Une base inédite à Dalloge, point nodal du corridor sahélien
L’annonce, discrète mais confirmée par plusieurs services de renseignement sahéliens, de la création d’une katiba de l’État islamique du Sahel à Dalloge, à douze kilomètres d’Ezza dans la région de Tillabéri, constitue un tournant stratégique. Pour la première fois, l’organisation projette une présence permanente sur le territoire nigérien hors des zones frontalières classiques, matérialisant l’ambition d’un continuum territorial entre le Gourma malien et les plaines septentrionales du Nigeria.
La localisation n’a rien d’anodin : carrefour de pistes forestières, la zone offre un couvert végétal dense et l’accès à un cours d’eau utilisable toute l’année, conditions idéales pour l’implantation d’une base de repli, de formation et de transit logistique. Le choix illustre la manière dont les groupes jihadistes compensent la perte de certains sanctuaires maliens par une dispersion contrôlée, profitant des interstices administratifs qui jalonnent la frontière Niger-Mali.
Lakurawa : d’autodéfense rurale à partenaire jihadiste
De l’autre côté de la frontière, dans les États nigérians de Sokoto et Kebbi, le groupe Lakurawa incarne une hybridation singulière entre milice communautaire et mouvement se réclamant du djihad. Déclaré organisation terroriste par Abuja en 2024, Lakurawa est, selon le chercheur John Sunday Ojo, « né de la convergence entre insécurité pastorale et ambitions idéologiques ». Ses premiers commandos auraient été recrutés en 2017 pour protéger des communautés rurales contre le banditisme endémique.
Depuis, le mouvement a consolidé un contrôle social fondé sur une application rigoriste de la charia, financée par les enlèvements contre rançon et le vol de bétail. Cette mutation l’a naturellement rapproché de l’État islamique au Sahel, en quête d’un relais local pour accéder aux marchés criminels florissants du nord-ouest nigérian.
Commandement peul : entre solidarités familiales et pragmatisme opérationnel
Au sommet de la nouvelle configuration, trois figures illustrent la perméabilité des lignes nationales. Saadou Korsinga, chef de la katiba de Dalloge, est le frère cadet de Namata Korsinga, alias Farouk, qui coordonne l’appareil militaire de Lakurawa. Plus haut dans la chaîne de commandement, l’émir Perodji Dioulde, dit Katab, supervise l’ensemble du dispositif entre Inkarfane, Konni et Menaka.
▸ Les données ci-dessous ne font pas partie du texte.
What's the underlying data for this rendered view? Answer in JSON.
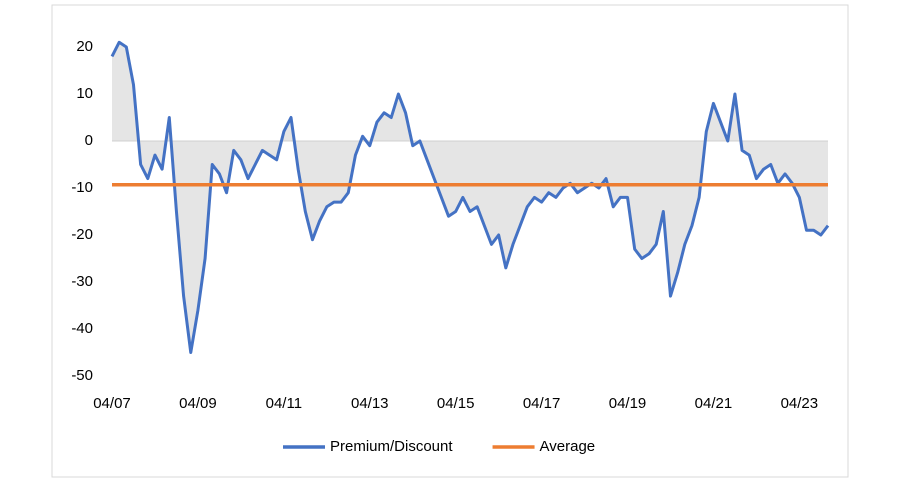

Tous trois appartiennent aux réseaux peuls transfrontaliers qui sillonnent la boucle du Niger. Leur enracinement social confère une légitimité locale que l’idéologie seule ne suffirait pas à assurer. Pour les spécialistes, cette appropriation communautaire explique la rapidité des déploiements et la fluidité des filières de ravitaillement d’armes et de combattants.
Pression militaire et contre-coups nigériens
L’établissement de Dalloge précède de quelques semaines deux assauts d’envergure contre les garnisons nigériennes de Tillabéri et Tahoua, les 25 mai et 19 juin 2025. Plusieurs dizaines de soldats ont perdu la vie dans des attaques coordonnées mobilisant des colonnes motorisées et des drones d’observation rudimentaires. Pour un officier de l’état-major à Niamey, « l’objectif était d’ouvrir une brèche en triangulant Sanam, Banibangou et Tillia afin de sécuriser le corridor vers Birni N’Konni ».
En réaction, les autorités nigériennes ont renforcé la Task Force Confluence, impliquant unités spéciales, surveillance aérienne et coopération avec les groupes d’autodéfense locaux. Cependant, la junte au pouvoir doit encore concilier l’urgence sécuritaire et la nécessité d’éviter les exactions communautaires, terrain fertile pour les narratifs jihadistes.
Répercussions régionales et marge de manœuvre diplomatique
La consolidation d’un arc allant du Gourma à Sokoto rebat les cartes pour les États côtiers, Bénin en tête, déjà confrontés à la poussée d’Al-Qaïda depuis le nord. Elle complexifie également le dispositif des missions onusiennes et limite la portée des sanctions économiques envisagées par la CEDEAO, en l’absence d’un consensus robuste sur l’emploi de la force.
Dans les chancelleries, l’heure est au réalisme. Plusieurs diplomates plaident pour une intermédiation discrète associant médiateurs religieux peuls et facilitateurs sahéliens, à l’image du protocole de 2014 qui avait permis la libération de ressortissants européens dans la même zone. À long terme, la résilience institutionnelle du Niger et la coopération sécuritaire avec Abuja apparaissent comme les principaux leviers pour assécher la diagonale jihadiste sans aggraver les tensions sociales.